In one of a suite of new submissions to a Senate inquiry, Oxford Institute for Energy Studies academic Juan Carlos Boué warned unless Australia “radically overhauled its fiscal regime” it would have the second lowest share of government revenue from oil and gas in the world.
Australia is on track to eclipse Qatar as the largest exporter of gas by 2020, but is expected to only earn $600 million in 2018 – the same amount of revenue the government earns in beer tax every year – compared to Qatar’s $26.6 billion.
Calling the result “a silver medal finish that no Australian should desire,” Mr Carlos Boué, a former industry consultant, found Australia had an effective tax ratio of 21 per cent on gas resources, falling below the 35 per cent or more taken by the North Sea nations of Denmark, the Netherlands, Norway and Germany.

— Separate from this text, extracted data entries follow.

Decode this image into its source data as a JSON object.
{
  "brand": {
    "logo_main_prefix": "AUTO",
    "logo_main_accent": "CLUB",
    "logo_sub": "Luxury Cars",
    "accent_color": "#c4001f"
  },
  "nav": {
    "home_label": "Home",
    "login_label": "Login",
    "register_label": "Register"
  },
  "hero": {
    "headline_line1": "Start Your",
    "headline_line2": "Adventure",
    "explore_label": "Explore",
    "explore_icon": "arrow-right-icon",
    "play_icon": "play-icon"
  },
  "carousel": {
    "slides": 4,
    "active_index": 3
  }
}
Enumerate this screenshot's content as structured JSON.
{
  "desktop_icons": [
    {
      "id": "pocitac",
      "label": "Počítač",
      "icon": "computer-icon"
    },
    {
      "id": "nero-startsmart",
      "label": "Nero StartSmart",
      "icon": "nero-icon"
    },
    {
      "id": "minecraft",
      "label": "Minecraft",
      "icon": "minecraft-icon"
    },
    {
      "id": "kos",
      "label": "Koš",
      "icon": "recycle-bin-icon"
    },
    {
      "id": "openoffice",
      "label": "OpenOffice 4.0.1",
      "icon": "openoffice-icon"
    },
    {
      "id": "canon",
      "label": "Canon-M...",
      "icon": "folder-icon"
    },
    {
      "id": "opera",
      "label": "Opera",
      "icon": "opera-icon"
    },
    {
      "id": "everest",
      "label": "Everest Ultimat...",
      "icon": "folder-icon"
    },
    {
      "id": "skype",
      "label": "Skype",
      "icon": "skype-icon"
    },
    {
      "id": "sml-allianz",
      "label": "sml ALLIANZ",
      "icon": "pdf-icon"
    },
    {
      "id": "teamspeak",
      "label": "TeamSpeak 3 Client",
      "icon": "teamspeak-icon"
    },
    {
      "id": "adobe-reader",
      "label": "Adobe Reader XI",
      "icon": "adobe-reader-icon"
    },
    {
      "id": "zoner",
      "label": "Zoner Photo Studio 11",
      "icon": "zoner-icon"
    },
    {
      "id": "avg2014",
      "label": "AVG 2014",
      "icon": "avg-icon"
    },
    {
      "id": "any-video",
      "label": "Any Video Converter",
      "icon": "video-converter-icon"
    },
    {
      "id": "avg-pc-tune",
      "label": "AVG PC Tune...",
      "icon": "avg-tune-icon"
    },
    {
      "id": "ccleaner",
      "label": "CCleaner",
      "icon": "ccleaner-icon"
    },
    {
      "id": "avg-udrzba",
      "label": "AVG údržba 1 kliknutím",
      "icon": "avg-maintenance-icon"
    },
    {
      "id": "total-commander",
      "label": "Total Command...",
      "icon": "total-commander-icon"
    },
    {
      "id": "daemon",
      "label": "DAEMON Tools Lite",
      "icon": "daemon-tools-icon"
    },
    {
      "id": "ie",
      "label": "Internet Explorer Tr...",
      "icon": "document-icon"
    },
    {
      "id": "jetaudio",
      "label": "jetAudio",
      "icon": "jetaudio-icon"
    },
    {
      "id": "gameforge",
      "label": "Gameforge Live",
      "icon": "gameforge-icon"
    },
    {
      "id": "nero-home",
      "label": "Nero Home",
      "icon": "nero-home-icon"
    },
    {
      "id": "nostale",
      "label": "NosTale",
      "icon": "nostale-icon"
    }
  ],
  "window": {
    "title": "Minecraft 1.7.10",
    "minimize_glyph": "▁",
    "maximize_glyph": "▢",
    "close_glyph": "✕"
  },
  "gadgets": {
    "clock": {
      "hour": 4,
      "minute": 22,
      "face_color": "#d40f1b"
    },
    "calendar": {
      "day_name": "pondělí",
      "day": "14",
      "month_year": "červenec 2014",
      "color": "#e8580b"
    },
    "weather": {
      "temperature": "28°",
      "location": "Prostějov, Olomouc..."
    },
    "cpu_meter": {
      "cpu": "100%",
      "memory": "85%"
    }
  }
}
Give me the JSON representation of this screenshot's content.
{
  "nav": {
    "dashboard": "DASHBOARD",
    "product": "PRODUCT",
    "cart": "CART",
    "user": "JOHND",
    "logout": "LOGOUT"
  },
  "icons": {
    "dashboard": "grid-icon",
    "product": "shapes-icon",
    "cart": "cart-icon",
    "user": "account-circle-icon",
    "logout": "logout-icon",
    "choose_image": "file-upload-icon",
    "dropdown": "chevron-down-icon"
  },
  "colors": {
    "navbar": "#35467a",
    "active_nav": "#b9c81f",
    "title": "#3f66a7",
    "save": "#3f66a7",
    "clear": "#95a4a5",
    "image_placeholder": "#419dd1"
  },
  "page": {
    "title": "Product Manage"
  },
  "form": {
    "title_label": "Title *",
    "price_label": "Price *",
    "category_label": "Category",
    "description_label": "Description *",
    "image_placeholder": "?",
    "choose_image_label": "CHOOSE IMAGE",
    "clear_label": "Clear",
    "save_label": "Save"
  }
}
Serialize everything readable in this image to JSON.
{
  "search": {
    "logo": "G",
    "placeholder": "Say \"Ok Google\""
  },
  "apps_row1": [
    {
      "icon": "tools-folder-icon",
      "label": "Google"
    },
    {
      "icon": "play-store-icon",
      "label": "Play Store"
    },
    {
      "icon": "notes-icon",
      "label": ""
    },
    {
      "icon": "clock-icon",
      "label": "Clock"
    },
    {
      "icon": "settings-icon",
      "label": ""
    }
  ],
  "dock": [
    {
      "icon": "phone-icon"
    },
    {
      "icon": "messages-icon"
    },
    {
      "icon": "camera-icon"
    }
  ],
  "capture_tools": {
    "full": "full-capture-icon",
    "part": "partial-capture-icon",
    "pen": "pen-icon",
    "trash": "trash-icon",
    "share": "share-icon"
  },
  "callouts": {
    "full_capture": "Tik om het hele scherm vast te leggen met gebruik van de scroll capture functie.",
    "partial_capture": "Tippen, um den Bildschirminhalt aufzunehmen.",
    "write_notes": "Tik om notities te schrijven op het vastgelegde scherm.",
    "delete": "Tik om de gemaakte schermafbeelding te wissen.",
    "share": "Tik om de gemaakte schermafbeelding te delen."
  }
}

There are no taxes because there are no profits. The exports are all loss-making on an all-in cost basis. That leaves huge depreciation, write downs and carry forwards compounded by rent tax uplift rates to ensure no taxes are ever paid.
The broader inventory on the cartel is stark:
- profitless exports;
- leading to artificial shortages and discriminatory pricing at home;
- with no tax take and little in royalties, and
- the complete derailing of the Australia’s planned decarbonisation.
In short, all Aussie households and business are paying the gas cartel to take our gas away, plus to wreck our contribution to fighting climate change.
It’s not just highway robbery. It’s beyond belief.